Nori und Ayasha

Nori und Ayasha

Freitag, 6. Juni 2014

On the road

Am Freitag Morgen war es dann soweit. Pünktlich um 08.30h waren wir bei unserem Spediteur und nach 10 Minuten und 150 CAD$ konnten wir unsere Frachtpapiere in Empfang nehmen. Ein 5 Minuten Spaziergang brachte uns zum kandischen Zoll in Halifax und auch hier ging es sehr schnell. Sie wollten nur wissen ob wir Feuerwaffen, Alkohol oder Tabak geladen haben und was wir mit unserem Auto am Ende der Reise machen (wenn wir es hier lassen würden müssten wir Steuern zahlen, was wir natürlich nicht planen). Darauf bestellte uns der nette Beamte am Eingang noch ein Taxi, allerdings wollte der Taxifahrer unsren Hund nicht mitnehmen. Also bestellten wir noch ein zweites, diesesmal „Pet friendly“ und schon ging es zum Hafen. Hier mussten wir ca. 45 Minuten warten, da es schon ein paar Leute vor uns da waren und ihre Autos auch abholen wollten. Aber wir hatten ja keine Eile, nun war es klar, dass wir unser Auto noch vor 12.00h bekommen und heute noch loskommen. Hier galt es nun nur zu kontrollieren, dass das Auto während der Verschiffung keinen Schaden genommen hatte, was nicht der Fall war (und die alten Kratzer sind auch nicht verschwunden ;-) ).

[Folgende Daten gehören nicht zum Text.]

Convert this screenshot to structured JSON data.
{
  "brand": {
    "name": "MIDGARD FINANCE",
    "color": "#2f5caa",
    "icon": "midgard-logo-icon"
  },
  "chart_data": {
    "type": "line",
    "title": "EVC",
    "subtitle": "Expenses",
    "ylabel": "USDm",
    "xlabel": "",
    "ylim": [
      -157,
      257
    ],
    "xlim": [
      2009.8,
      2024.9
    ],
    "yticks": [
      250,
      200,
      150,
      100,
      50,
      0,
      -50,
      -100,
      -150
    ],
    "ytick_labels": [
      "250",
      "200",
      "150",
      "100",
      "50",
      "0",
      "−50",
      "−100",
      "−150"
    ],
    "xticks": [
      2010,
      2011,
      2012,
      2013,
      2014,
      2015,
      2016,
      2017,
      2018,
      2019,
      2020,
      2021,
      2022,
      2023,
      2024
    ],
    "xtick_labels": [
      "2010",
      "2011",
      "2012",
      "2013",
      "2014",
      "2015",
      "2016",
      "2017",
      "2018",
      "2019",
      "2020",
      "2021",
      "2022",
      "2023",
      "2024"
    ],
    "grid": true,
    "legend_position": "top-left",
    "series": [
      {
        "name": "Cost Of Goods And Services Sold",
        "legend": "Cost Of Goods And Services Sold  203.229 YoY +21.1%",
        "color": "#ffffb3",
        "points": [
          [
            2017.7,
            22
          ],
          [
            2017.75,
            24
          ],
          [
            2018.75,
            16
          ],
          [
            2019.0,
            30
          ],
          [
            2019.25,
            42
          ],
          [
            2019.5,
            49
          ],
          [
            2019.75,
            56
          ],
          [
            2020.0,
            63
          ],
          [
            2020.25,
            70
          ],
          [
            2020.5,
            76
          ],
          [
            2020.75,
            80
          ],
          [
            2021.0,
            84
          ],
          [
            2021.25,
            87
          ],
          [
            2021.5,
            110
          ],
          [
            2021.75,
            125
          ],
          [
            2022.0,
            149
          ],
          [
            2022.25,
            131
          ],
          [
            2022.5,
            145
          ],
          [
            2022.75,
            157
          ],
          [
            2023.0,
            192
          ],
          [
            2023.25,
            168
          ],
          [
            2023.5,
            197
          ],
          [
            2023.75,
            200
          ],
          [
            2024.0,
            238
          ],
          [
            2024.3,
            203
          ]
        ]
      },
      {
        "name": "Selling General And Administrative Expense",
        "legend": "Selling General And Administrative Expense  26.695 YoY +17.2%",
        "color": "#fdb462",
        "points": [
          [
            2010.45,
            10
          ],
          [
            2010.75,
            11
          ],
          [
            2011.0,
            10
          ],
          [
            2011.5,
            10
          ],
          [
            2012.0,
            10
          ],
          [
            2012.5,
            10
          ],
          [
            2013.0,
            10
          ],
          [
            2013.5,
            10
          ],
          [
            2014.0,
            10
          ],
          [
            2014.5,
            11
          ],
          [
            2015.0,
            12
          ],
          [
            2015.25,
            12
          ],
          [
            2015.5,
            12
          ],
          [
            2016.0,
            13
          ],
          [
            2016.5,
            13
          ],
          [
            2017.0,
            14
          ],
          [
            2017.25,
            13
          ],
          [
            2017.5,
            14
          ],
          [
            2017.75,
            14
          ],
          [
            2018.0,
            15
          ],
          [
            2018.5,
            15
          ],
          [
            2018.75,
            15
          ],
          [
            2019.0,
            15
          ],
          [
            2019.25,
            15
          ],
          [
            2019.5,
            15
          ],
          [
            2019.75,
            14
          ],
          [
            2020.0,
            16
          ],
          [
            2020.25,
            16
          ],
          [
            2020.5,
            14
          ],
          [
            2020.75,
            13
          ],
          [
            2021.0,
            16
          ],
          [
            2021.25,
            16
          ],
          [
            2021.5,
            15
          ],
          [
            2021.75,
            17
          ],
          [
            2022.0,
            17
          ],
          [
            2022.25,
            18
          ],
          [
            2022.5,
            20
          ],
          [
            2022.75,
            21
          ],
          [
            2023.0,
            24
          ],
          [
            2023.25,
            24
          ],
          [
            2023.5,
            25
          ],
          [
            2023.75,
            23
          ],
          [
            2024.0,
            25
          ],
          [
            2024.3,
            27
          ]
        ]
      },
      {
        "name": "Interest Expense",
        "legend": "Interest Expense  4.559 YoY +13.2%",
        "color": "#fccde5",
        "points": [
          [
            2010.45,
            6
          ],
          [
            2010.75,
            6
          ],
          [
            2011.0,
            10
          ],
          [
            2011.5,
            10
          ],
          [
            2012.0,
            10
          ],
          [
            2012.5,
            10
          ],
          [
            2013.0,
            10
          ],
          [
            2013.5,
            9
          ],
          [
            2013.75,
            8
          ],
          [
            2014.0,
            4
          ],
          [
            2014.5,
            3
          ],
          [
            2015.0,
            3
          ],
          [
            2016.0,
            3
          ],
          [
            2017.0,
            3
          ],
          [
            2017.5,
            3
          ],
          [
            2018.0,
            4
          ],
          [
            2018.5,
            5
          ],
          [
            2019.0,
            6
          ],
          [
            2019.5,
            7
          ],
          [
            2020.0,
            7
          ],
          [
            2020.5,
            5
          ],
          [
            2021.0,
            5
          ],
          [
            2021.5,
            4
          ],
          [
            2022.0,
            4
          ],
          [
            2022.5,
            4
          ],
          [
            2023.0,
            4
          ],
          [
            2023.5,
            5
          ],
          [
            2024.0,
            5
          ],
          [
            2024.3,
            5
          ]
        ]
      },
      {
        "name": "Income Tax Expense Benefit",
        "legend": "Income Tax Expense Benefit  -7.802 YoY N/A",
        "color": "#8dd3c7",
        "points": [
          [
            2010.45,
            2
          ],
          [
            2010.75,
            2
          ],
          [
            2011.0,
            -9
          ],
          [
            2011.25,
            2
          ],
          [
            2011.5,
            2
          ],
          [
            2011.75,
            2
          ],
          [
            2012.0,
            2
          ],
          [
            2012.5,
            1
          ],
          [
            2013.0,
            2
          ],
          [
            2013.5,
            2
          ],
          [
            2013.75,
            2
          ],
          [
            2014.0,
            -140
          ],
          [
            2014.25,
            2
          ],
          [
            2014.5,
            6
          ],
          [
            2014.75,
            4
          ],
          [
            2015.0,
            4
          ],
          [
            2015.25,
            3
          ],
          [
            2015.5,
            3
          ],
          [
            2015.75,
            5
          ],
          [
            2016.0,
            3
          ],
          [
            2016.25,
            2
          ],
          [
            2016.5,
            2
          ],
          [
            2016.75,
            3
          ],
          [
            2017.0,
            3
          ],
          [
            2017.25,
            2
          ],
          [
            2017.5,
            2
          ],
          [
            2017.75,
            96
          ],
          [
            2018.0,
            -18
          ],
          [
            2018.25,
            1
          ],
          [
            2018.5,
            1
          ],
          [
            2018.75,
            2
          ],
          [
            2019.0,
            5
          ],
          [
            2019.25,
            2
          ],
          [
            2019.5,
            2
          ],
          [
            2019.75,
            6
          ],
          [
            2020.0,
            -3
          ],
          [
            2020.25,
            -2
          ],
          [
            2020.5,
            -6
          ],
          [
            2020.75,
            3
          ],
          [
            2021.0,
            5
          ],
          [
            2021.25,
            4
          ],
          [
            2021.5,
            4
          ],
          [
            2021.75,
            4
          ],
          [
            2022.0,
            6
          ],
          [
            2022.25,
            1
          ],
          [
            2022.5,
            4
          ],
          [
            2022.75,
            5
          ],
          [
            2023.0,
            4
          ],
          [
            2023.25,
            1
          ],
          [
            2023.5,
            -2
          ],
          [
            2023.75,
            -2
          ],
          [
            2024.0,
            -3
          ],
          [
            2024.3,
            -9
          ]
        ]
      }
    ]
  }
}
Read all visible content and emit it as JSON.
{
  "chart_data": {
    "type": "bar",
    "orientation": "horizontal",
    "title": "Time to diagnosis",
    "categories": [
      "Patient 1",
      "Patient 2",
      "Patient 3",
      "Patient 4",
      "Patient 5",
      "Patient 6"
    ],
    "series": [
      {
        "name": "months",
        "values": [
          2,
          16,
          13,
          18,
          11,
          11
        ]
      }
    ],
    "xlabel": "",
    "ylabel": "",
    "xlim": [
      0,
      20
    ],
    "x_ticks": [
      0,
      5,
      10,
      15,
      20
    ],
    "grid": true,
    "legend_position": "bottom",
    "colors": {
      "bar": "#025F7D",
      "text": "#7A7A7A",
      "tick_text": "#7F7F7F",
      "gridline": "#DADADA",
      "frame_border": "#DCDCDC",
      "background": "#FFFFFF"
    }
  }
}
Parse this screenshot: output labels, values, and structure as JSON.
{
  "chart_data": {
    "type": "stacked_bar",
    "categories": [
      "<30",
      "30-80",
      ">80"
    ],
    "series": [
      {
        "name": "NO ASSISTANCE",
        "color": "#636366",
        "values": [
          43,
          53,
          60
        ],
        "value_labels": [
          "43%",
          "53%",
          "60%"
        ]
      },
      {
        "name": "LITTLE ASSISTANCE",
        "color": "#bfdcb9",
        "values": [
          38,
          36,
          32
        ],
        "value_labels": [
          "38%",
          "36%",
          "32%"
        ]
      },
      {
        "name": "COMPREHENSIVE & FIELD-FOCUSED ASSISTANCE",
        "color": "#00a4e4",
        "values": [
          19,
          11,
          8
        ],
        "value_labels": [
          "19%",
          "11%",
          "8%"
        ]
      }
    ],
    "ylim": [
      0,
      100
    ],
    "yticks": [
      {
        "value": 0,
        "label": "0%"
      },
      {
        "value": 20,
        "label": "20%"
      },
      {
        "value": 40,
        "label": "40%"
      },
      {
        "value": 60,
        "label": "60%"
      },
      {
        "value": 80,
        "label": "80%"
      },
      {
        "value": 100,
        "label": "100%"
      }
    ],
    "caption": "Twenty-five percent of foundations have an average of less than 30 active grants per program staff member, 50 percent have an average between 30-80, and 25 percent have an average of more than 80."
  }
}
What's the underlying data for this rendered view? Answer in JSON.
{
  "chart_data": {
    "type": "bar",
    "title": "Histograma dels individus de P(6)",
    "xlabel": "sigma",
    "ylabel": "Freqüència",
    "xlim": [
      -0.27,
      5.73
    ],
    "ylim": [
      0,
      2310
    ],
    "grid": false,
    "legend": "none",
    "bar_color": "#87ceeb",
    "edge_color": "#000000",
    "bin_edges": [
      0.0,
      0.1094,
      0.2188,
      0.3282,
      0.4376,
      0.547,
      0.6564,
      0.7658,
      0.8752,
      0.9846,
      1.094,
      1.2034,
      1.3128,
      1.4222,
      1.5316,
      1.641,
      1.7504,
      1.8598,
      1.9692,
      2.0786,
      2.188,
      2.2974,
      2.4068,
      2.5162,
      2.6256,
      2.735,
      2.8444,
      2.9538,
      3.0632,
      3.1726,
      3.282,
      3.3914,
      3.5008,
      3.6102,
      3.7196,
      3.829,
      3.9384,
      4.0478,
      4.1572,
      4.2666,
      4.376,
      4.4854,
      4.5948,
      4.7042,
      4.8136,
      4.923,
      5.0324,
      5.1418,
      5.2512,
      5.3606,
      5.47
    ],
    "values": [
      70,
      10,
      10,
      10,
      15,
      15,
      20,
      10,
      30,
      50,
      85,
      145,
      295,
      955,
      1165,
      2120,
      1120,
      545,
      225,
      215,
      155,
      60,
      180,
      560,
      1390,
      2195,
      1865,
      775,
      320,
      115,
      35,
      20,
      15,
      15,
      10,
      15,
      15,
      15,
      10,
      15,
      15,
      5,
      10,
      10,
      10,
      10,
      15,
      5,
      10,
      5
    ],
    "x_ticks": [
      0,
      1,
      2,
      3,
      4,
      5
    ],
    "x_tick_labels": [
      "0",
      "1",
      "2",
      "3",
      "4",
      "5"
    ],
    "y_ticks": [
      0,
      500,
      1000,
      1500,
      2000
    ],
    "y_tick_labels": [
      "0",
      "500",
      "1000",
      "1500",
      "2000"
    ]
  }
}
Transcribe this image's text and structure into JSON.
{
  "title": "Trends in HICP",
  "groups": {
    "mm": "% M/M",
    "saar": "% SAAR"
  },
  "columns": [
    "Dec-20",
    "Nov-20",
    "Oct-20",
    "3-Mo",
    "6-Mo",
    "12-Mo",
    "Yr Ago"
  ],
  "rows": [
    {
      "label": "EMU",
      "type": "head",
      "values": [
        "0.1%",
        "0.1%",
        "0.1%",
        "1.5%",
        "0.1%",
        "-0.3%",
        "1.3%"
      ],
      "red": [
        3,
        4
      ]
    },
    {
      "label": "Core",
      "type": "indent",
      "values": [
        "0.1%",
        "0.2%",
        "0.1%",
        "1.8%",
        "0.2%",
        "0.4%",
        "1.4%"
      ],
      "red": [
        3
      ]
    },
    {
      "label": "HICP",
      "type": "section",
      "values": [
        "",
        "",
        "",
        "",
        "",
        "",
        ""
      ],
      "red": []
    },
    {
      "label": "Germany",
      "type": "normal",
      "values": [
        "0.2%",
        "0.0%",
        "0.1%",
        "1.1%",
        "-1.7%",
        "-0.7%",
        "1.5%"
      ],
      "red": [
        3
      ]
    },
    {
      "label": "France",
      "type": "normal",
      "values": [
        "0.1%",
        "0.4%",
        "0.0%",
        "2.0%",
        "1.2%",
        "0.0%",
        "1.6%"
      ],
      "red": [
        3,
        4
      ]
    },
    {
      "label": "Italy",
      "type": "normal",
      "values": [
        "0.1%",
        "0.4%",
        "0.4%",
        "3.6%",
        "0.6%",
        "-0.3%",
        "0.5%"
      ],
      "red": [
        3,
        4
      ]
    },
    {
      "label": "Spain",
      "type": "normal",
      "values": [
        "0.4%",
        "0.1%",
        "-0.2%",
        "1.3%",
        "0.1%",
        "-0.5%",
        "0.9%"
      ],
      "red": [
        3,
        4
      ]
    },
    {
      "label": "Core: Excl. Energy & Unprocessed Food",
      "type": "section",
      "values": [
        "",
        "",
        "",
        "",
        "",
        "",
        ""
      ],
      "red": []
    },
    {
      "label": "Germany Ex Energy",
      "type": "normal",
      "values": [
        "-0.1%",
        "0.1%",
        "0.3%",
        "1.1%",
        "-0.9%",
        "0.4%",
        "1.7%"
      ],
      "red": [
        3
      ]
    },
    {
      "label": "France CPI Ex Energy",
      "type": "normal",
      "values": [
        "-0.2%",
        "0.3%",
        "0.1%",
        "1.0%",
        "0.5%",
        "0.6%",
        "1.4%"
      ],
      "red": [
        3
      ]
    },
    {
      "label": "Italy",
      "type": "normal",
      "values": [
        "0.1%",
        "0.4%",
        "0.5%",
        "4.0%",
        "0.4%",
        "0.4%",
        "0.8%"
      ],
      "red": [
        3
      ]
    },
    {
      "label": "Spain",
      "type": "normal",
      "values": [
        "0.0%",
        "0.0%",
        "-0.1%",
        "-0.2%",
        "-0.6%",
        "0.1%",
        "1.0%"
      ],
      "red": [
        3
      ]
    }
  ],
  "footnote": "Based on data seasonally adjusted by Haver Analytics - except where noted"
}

Also ab ins Auto und die kanadischen Strassen hatten ein deutsches Auto mehr zu verkraften (an diesem Tag wurden 7 Campervans vom Hafen abgeholt). Zurück ins Westin Hotel um unser Gepäck zu holen. Unser erstes Ziel war es nun unsere leeren Gasflaschen etwas ausserhalb von Halifax aufzufüllen. Hierfür hatten wir uns vor der Reise extra einen Adapter zugelegt und mit diesem  war es hier auch sofort erledigt (manche sollen etwas schwierig tun mit deutschen Gasflaschen). Nebenan war auch gerade noch ein grosses Einkaufzentrum und wir konnten uns mit einer Grundausstattung an Lebensmittel, Gewürzen, Getränke, Bier, Wein, Hundefutter  etc. etc. eindecken. Nun noch zur Tankstelle (Diesel kostet hier zum Glück nur 1.30 CAD$, mal sehen wieviel Kilometer wir zurücklegen, der aktuelle Tachostand war 111770 km) und los konnte es gehen.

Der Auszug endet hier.